November 13, 2021 at 12:02 pm | Posted in Reviews | Leave a comment

Nate Smith: Kinfolk 2: See The Birds
Drummer and keyboard player Nate Smith leads an all-star cast on the second LP of a trilogy. Influenced by the entire spectrum of Black music, Smith’s work is heavy on breakbeat-like rhythms, tricky time signatures, rock riffs, and insightful lyrics. Opener “Altitude” is just a calm, welcoming vibe with cool keys, scat vocals, and ear-tickling vibraphones by Joel Ross. Class is in session with “Square Wheel”, a mini-marathon containing rapping, encouraging lyrics, angular rhythms, and boppy sax soloing, then it leads into a brief, tongue-twisting freestyle by emcee Kokayi. The instrumental “Street Lamp” intertwines driving alt-rock with heartfelt soul-jazz. Regina Carter contributes violin to the enchanting “Collision”, and a surprisingly dark, ethereal prelude leads into “Rambo: The Vigilante”, a tense, somewhat difficult, but riveting scorcher featuring Vernon Reid. Amma Whatt sings on the sensuous ballad “I Burn for You”, then Joel Ross and michael Mayo return for the synth-funk groover “See the Birds”. Finally, Brittany Howard guest on “Fly (For Mike)”, a gentle, hopeful ballad which feels like lifting off and floating in the air.

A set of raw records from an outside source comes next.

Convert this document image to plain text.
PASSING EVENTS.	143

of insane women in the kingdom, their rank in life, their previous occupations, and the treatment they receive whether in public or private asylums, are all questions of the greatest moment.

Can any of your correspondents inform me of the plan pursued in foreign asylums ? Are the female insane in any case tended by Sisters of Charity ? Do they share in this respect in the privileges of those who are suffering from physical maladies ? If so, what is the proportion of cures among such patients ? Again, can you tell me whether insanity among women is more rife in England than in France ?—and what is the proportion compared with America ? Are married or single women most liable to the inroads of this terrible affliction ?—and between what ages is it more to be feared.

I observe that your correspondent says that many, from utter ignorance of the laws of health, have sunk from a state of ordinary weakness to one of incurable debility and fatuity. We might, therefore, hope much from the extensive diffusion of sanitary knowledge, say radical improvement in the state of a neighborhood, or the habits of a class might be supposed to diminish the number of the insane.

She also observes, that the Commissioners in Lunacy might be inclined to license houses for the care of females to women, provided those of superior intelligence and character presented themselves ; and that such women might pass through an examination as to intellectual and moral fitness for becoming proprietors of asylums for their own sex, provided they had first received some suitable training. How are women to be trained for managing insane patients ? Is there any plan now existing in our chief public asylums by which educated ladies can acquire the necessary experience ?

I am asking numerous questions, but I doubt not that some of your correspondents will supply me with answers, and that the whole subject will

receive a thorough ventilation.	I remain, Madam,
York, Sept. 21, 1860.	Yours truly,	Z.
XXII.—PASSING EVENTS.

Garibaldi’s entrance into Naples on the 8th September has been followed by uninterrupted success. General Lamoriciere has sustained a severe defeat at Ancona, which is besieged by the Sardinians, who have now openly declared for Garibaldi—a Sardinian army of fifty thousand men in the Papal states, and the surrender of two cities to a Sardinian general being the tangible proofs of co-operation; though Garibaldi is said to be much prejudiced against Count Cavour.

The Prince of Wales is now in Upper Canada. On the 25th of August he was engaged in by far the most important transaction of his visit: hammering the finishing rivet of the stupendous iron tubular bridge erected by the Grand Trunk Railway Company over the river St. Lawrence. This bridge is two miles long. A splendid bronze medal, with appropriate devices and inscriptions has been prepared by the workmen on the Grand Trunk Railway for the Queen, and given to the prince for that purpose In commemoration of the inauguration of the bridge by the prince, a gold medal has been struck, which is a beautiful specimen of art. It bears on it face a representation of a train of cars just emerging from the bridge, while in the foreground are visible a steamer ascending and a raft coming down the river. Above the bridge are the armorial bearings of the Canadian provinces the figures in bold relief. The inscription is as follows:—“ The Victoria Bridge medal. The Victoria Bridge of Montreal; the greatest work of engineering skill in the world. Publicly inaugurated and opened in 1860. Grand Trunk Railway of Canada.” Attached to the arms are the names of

November 11, 2021 at 6:19 pm | Posted in Reviews | Leave a comment

Suneaters: Suneaters XI: It’s the Future
Kansas City’s Suneaters are described as “post graduate rock” and “scientist rock” online, but they’ve gravitated towards electronic music with their most recent releases. Their newest album has palm trees and a setting sun on the cover, and it sounds like the score to the type of film that builds a lot of suspense out of long, breathtaking shots where almost nothing happens. Slow, hazy synthscapes point your mind in directions without spelling too much out. “Climate” creeps quietly, but there’s several sudden bursts and hallucinatory flare-ups. “Graveyard” is a long, drawn-out doomscape with an unexpected chopped-and-screwed sample appearing out of nowhere and adding to the tension. “No. 3” is a shorter, prettier piece that feels like floating in some sort of lush, crystal garden. Synths are so lovely, aren’t they? “On the Revolutions of the Heavenly Spheres” is a bit more alien, with more abrasive splotches of synths squirming about, but apart from reproducing and squizzing on top of each other, they don’t seem to move too much. “Sacco and Vanzetti” is just a long, heavy, dead-eyed stare, with some faint rumblings of stray synths and drums under heavy, swarming synth clouds, and a bug-out ending that truly catches you off guard.